Both are fine, just support your answer like Bug Bounty is decentralised, can identify rare bugs, large pool of testers etc.

This can be anything like setting up your own team and processes or a security practice you have implemented. Even if the achievement is not from a security domain just express it well.

Web server hardening is filtering of unnecessary services running on various ports and removal of default test scripts from the servers. Although web server hardening is a lot more than this and usually organisations have a customised checklist for hardening the servers. Any server getting created has to be hardened and hardening has to be re-confirmed on a yearly basis. Even the hardening checklist has to be reviewed on a yearly basis for new add-ons.

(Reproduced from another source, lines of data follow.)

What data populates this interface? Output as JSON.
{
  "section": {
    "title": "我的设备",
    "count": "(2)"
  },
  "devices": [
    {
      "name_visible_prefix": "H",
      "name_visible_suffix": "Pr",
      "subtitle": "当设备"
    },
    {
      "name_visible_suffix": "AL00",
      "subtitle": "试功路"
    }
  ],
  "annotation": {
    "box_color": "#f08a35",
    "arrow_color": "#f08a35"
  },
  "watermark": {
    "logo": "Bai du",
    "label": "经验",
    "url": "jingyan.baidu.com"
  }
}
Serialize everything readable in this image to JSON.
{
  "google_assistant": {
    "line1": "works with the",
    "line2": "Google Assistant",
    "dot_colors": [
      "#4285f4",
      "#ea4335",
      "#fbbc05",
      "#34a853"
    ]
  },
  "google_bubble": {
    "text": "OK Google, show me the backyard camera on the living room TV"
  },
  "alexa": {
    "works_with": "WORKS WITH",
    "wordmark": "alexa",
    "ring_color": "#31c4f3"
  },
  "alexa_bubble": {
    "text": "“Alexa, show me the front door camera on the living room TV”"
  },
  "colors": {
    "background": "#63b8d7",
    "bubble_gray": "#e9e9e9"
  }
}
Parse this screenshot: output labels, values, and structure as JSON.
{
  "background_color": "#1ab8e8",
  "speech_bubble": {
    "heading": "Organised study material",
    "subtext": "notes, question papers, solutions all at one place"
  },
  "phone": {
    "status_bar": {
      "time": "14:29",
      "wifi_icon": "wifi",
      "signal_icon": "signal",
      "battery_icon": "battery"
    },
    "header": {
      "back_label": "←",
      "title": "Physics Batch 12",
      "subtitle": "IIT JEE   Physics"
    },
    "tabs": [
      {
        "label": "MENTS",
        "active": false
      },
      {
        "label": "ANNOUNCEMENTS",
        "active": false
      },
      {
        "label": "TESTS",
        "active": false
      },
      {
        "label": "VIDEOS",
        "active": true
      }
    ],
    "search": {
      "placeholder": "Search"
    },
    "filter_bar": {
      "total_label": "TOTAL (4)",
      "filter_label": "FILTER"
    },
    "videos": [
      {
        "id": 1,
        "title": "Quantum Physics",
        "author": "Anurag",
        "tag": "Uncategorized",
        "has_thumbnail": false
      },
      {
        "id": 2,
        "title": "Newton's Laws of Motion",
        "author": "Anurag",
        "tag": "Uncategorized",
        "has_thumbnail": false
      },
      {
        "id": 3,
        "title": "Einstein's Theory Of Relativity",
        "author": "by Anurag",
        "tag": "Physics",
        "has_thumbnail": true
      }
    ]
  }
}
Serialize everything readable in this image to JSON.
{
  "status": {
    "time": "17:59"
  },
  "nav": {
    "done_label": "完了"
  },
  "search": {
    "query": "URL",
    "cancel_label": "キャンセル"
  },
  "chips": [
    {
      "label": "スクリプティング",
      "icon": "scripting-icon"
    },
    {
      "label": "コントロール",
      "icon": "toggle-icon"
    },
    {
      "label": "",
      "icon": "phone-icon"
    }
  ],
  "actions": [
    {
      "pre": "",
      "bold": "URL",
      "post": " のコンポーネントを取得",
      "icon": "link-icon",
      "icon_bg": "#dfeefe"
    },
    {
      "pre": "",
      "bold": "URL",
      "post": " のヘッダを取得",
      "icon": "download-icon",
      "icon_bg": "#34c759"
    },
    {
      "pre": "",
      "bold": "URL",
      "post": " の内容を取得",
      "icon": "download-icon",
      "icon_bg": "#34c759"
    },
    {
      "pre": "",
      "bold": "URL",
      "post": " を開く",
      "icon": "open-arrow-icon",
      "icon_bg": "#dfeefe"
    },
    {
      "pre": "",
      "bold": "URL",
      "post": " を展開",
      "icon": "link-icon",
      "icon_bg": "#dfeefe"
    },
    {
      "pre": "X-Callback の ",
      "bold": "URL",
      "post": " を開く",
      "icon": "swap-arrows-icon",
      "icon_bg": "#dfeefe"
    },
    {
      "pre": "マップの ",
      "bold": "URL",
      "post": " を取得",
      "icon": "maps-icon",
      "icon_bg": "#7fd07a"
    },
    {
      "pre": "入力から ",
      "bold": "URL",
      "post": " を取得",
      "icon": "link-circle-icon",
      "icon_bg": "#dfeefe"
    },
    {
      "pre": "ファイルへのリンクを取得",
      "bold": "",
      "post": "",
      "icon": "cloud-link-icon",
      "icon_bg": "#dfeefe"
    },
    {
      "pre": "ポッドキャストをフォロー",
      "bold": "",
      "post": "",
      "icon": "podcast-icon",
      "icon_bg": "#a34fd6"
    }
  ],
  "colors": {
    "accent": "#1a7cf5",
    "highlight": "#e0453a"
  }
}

Data leak is when data gets out of the organisation in an unauthorised way. Data can get leaked through various ways – emails, prints, laptops getting lost, unauthorised upload of data to public portals, removable drives, photographs etc. There are various controls which can be placed to ensure that the data does not get leaked, a few controls can be restricting upload on internet websites, following an internal encryption solution, restricting the mails to internal network, restriction on printing confidential data etc.

Data needs to be segregated into various categories so that its severity can be defined, without this segregation a piece of information can be critical for one but not so critical for others. There can be various levels of data classification depending on organisation to organisation, in broader terms data can be classified into:

  • Top secret – Its leakage can cause drastic effect to the organisation, e.g. trade secrets etc.
  • Confidential – Internal to the company e.g. policy and processes.
  • Public – Publically available, like newsletters etc.

Users are usually not provided with admin access to reduce the risk, but in certain cases the users can be granted admin access. Just ensure that the users understand their responsibility. In case any incident happens, the access should be provided for only limited time post senior management approval and a valid business justification.

Social media is acceptable, just ensure content filtering is enabled and uploading features are restricted. Read only mode is acceptable till the time it does not interfere with work.